Investigate single-crystal peak finding with CNNs and simulated data

RichardWaiteSTFC commented 10 months ago

Describe the outcome that is desired. See if CNN can be trained on (fairly realistic) simulated WISH data and then applied to real data.

Does the outcome relate directly to a problem? Please describe.
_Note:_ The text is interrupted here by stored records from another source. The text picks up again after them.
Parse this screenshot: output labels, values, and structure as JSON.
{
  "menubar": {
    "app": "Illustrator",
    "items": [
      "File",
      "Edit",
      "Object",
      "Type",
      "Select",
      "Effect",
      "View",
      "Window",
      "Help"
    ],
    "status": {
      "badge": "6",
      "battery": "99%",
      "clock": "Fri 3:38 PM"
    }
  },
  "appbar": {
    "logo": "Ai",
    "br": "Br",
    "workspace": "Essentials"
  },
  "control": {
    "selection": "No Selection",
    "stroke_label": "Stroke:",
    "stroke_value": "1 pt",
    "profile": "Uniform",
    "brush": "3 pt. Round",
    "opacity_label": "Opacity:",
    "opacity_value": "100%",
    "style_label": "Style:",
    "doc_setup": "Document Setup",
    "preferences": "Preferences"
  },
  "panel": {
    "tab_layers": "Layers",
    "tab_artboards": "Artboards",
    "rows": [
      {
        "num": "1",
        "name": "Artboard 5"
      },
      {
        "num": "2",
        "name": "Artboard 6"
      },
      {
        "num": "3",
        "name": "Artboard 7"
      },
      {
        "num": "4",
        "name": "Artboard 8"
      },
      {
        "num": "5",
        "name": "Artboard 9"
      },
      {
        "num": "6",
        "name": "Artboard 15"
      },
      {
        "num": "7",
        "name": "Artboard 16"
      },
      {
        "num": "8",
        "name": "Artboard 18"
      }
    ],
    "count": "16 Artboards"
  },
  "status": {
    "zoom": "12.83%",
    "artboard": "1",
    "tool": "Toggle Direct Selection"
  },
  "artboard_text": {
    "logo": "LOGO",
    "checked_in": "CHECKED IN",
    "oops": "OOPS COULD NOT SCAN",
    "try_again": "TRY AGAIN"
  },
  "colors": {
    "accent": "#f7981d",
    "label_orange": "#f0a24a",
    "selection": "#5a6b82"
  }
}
Want robust method to find single-crystal peaks, but unrealistic to be able to get ~1000s of labelled datasets.

Describe any solutions you are considering Simulate data with known UB so we know exactly which peaks are present and where.

Here is some code I have knocked up to do this (using a WISH dataset of a powder sample, that according to the title was taken with same resolution settings as typical single-crystal measurement) - no warranty included!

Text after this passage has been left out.